Governo estuda programa para a proteção dos trabalhadores informais

Batizada de Bônus de Inclusão Produtiva, medida foi anunciada pelo ministro da Economia, Paulo Guedes, como ‘ferramenta de sobrevivência’ enquanto o país não alcança a vacinação em massa

  • Por Jovem Pan
  • 28/04/2021 12h37
Bruno Rocha/Estadão ConteúdoIniciativa para atender o mercado informal foi apresentado pelo ministro da Economia, Paulo Guedes, nesta quarta-feira

O governo federal estuda um programa para a proteção dos trabalhadores informais enquanto o Brasil não alcança a vacinação em massa contra o novo coronavírus, afirmou o ministro da Economia, Paulo Guedes, nesta quarta-feira, 28. Batizado de Bônus de Inclusão Produtiva (BIP), a nova iniciativa foi citada pelo ministro em meio aos esforços da equipe econômica para mitigar os efeitos da Covid-19. “Eles têm direito ao trabalho, é a dignidade do ser humano, o direito à sobrevivência. Nunca pediram nada ao Estado brasileiro, a primeira vez que foram vistos foi justamente durante a pandemia, quando descobrimos os invisíveis, e nós devemos a eles também ferramentas de sobrevivência nos próximos meses enquanto fazemos a vacinação em massa.” Segundo Guedes, o país conta com aproximadamente 40 milhões de trabalhadores informais. O anúncio da iniciativa foi feito durante a apresentação da criação de 184 mil vagas de empregos formais em março. “Encontramos outros 40 milhões de brasileiros fora do mercado formal, excluídos por uma legislação obsoleta, excluídos pela nossa incapacidade de criar um mercado vigoroso, forte e robusto.”

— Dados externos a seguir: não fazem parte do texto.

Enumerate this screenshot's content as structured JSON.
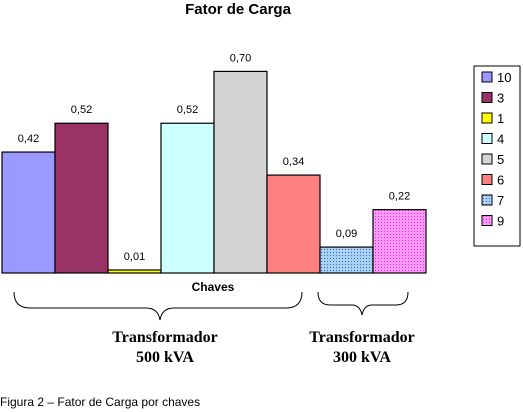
{
  "chart_data": {
    "type": "bar",
    "title": "Fator de Carga",
    "xlabel": "Chaves",
    "ylabel": "",
    "ylim": [
      0,
      0.75
    ],
    "grid": false,
    "legend_position": "right",
    "bars": [
      {
        "category": "10",
        "value": 0.42,
        "label": "0,42",
        "color": "#9999ff",
        "pattern": "solid"
      },
      {
        "category": "3",
        "value": 0.52,
        "label": "0,52",
        "color": "#993366",
        "pattern": "solid"
      },
      {
        "category": "1",
        "value": 0.01,
        "label": "0,01",
        "color": "#ffff00",
        "pattern": "solid"
      },
      {
        "category": "4",
        "value": 0.52,
        "label": "0,52",
        "color": "#ccffff",
        "pattern": "solid"
      },
      {
        "category": "5",
        "value": 0.7,
        "label": "0,70",
        "color": "#d4d4d4",
        "pattern": "solid"
      },
      {
        "category": "6",
        "value": 0.34,
        "label": "0,34",
        "color": "#ff8080",
        "pattern": "solid"
      },
      {
        "category": "7",
        "value": 0.09,
        "label": "0,09",
        "color": "#7fb4e8",
        "pattern": "dots"
      },
      {
        "category": "9",
        "value": 0.22,
        "label": "0,22",
        "color": "#ff66ff",
        "pattern": "dots"
      }
    ],
    "legend": [
      "10",
      "3",
      "1",
      "4",
      "5",
      "6",
      "7",
      "9"
    ],
    "groups": [
      {
        "line1": "Transformador",
        "line2": "500 kVA"
      },
      {
        "line1": "Transformador",
        "line2": "300 kVA"
      }
    ]
  },
  "caption": "Figura 2 – Fator de Carga por chaves"
}
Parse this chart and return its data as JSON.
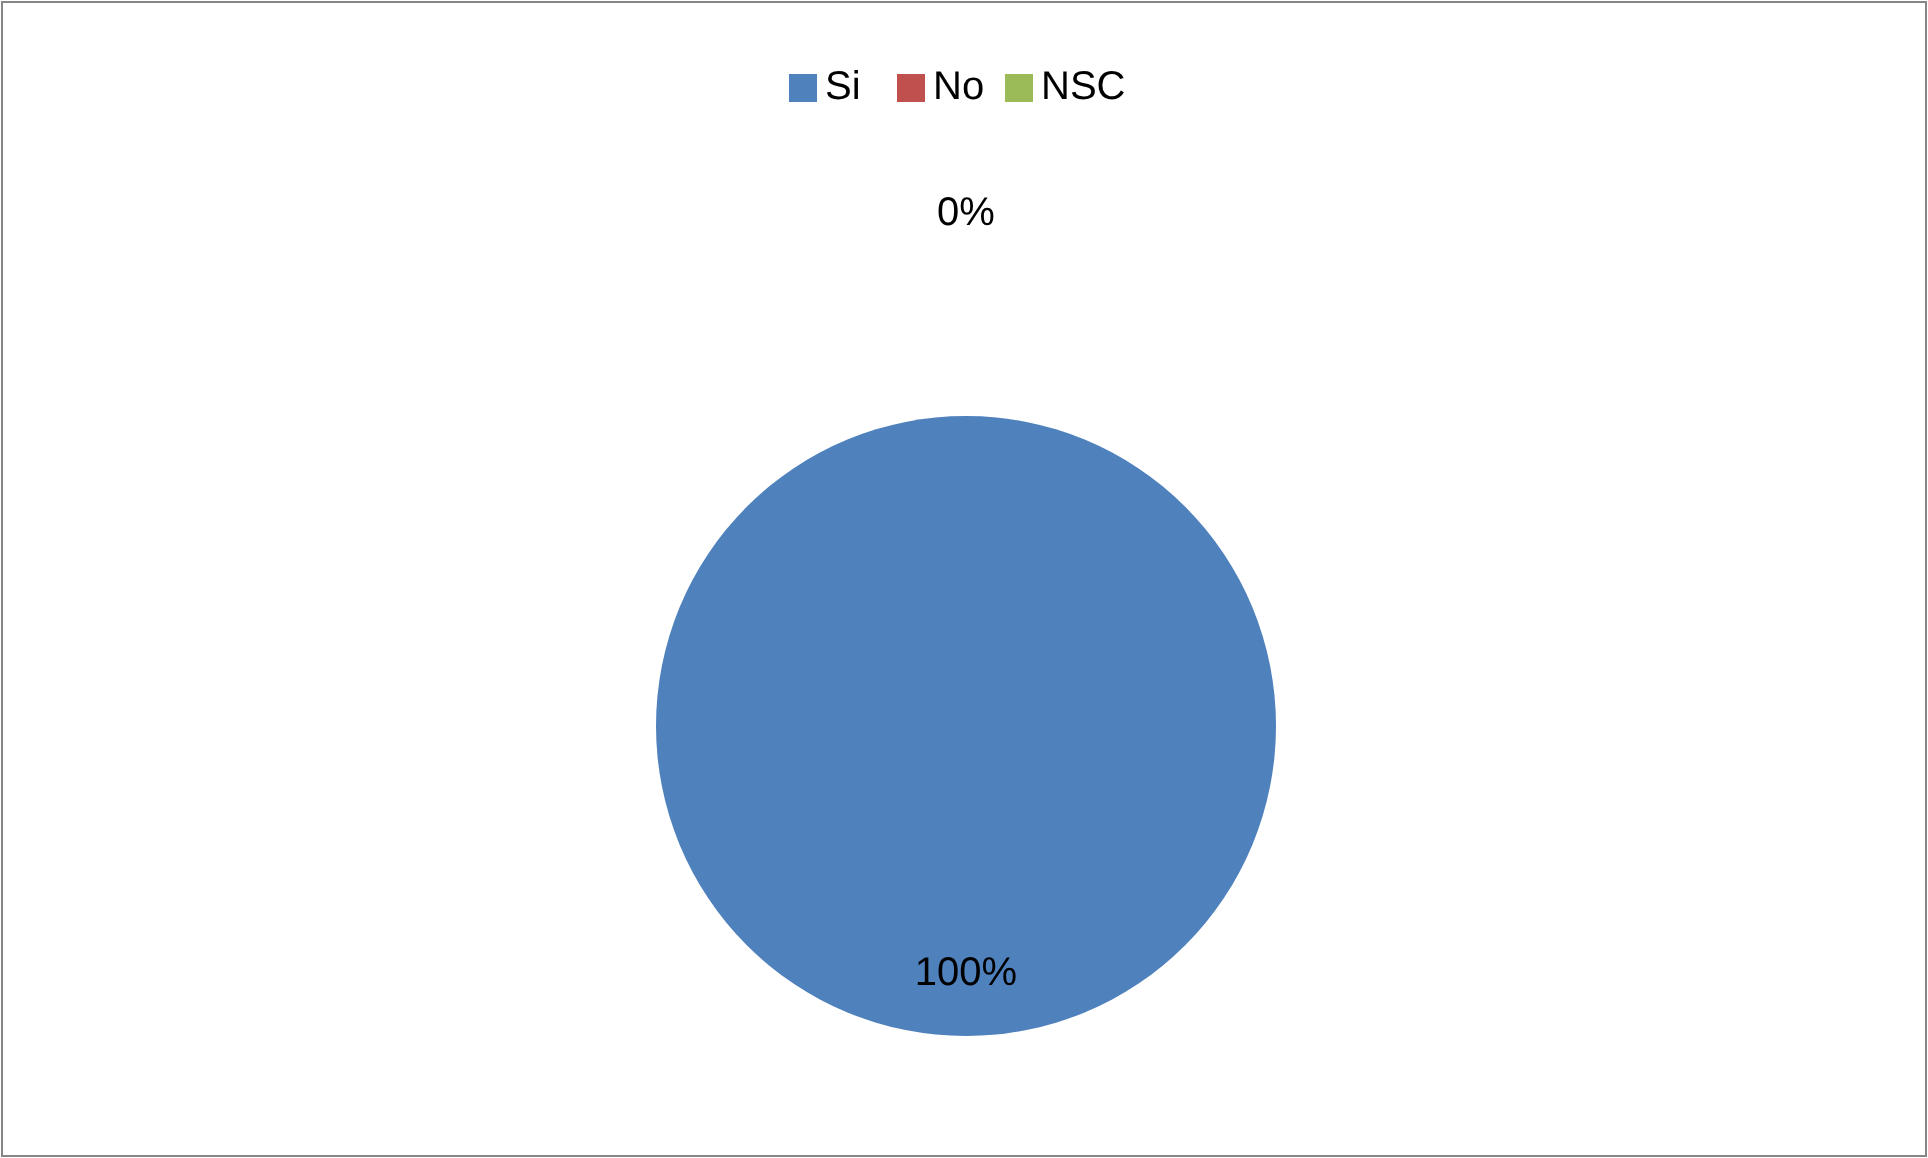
{
  "chart_data": {
    "type": "pie",
    "categories": [
      "Si",
      "No",
      "NSC"
    ],
    "values": [
      100,
      0,
      0
    ],
    "colors": [
      "#4f81bd",
      "#c0504d",
      "#9bbb59"
    ],
    "value_labels": [
      "100%",
      "0%",
      null
    ],
    "legend": "top"
  }
}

A equipe econômica não informou quantos trabalhadores serão contemplados pelo BIP, tampouco o custo e a duração da iniciativa. Bruno Bianco, secretário especial de Previdência e Trabalho, afirmou que a iniciativa será oferecida para quem busca se formalizar, além de focar na criação de contratos de trabalho “que se adequem ao momento pós-pandemia e as novas formas de trabalho e prestação de serviços que já haviam surgido e se intensificaram com o advento da pandemia”. O programa está em fase de elaboração orçamentária, sem previsão de quando será oficialmente apresentado. “É algo que busca tutelar os trabalhadores informais. No início da pandemia e na segunda onda lançamos mão de medidas que protegeram o mercado de trabalho, e inicialmente nos preocupamos com o mercado formal, nessa medida foi lançado o auxílio emergencial, que além de proteger os mais vulneráveis, protege os trabalhadores formais”, disse Bianco.